Kinetics of the release of VPF/VEGF from BALB/c BMCMCs that exhibit different levels of surface expression of FcεRI, after challenge with either specific antigen (DNP-HSA, at 50 ng/ml), PMA (50 ng/ml), A23187 (1 μM), or SCF (500 ng/ml). BMCMCs were cultured without IgE or with IgE at 5.0 μg/ml for 4 d before passive sensitization and antigen challenge or challenge with A23187, PMA, or SCF. Cells used as unstimulated controls for DNP-HSA– or SCF-stimulated cells were maintained in medium alone. PMA- or A23187-stimulated cells were compared with cells maintained in medium containing vehicle (DMSO at 0.1%). All values are mean ± SEM (n = 8/point) of data pooled from two experiments with different batches of BMCMCs (each n = 4/point) that gave very similar results. *P < 0.05, **P < 0.005, or ***P < 0.0001 versus corresponding control values for unstimulated or vehicle-treated cells. ^† P < 0.05, ^†† P < 0.005, or ^††† P < 0.0001 versus corresponding values for cells cultured without IgE for 4 d.

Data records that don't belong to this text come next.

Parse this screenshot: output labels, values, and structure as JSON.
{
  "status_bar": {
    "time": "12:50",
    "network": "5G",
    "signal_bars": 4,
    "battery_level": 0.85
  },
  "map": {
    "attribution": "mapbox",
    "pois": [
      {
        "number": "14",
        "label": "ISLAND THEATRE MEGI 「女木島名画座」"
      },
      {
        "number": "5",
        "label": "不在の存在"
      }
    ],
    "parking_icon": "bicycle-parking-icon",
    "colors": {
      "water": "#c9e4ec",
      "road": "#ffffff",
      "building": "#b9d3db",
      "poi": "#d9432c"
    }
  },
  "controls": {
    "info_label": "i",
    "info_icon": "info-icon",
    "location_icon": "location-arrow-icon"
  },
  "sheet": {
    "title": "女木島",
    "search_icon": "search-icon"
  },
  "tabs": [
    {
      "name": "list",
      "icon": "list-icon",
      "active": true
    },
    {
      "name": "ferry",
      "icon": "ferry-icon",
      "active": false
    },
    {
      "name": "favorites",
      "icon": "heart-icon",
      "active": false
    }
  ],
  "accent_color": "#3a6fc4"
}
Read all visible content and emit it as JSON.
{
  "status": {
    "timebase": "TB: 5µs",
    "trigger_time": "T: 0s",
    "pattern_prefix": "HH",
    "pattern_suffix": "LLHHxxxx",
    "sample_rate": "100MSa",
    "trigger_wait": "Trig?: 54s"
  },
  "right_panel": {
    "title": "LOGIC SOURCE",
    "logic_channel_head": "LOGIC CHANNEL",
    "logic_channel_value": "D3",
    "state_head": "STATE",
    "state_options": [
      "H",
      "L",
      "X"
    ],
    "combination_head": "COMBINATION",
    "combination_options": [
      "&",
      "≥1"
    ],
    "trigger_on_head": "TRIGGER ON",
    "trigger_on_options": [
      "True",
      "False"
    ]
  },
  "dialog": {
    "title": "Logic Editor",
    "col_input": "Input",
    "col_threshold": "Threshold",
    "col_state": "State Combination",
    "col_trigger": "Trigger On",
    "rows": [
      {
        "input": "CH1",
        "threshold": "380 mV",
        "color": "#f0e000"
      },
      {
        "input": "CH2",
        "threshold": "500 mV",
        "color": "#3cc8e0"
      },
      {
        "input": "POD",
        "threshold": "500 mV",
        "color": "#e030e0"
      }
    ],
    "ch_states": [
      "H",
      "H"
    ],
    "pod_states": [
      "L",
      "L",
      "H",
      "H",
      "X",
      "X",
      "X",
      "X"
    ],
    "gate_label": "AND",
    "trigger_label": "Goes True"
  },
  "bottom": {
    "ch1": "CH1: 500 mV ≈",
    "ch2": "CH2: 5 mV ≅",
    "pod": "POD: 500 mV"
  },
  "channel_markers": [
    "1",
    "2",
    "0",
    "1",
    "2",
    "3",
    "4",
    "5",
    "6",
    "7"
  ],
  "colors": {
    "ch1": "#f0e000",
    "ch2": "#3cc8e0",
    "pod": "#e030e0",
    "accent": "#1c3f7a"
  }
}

Note the different VPF/VEGF scale for PMA.

Figure 6

Kinetics of release of 5-HT (A) and VPF/VEGF (B) from BMCMCs stimulated through the FcεRI. Mast cells were sensitized with IgE (10 μg IgE/ml) for 2 h and then preincubated as indicated for 5 min at 37°C with either no inhibitor, the inhibitor of intracellular protein transport Brefeldin A (5 μg/ ml), or the transcription inhibitor Act D (10 μg/ml). Cells were then challenged for various time periods with DNP-HSA (Antigen) or medium (Control  ). Data for VPF/VEGF are mean ± SEM (n = 3/point); data for [³H]5-HT are mean ± SEM (n = 4/point). *P < 0.05, ^† P < 0.005, ^‡ P < 0.0001 versus values for the same time point in cells incubated without the inhibitor, or, as indicated (brackets), versus corresponding values for control cells that were not challenged with DNP-HSA. A second identical experiment with BMCMCs gave very similar results.

Figure 7

IgE-induced enhancement of FcεRI expression in human mast cells increases the ability of these cells to release VPF/VEGF (over a 16-h period; A) and histamine (over a 1-h period; B) in response to FcεRI cross-linking. HMCs (12 wk of culture, 85% mast cell purity) were cultured without or with human myeloma IgE at 5 μg/ml for 4 d before further passive sensitization with IgE and challenge with goat anti–human IgE antibody. The data shown (mean ± SEM; n = 3/bar) are representative of the results obtained in three separate experiments using mast cells derived from three different cord blood donors.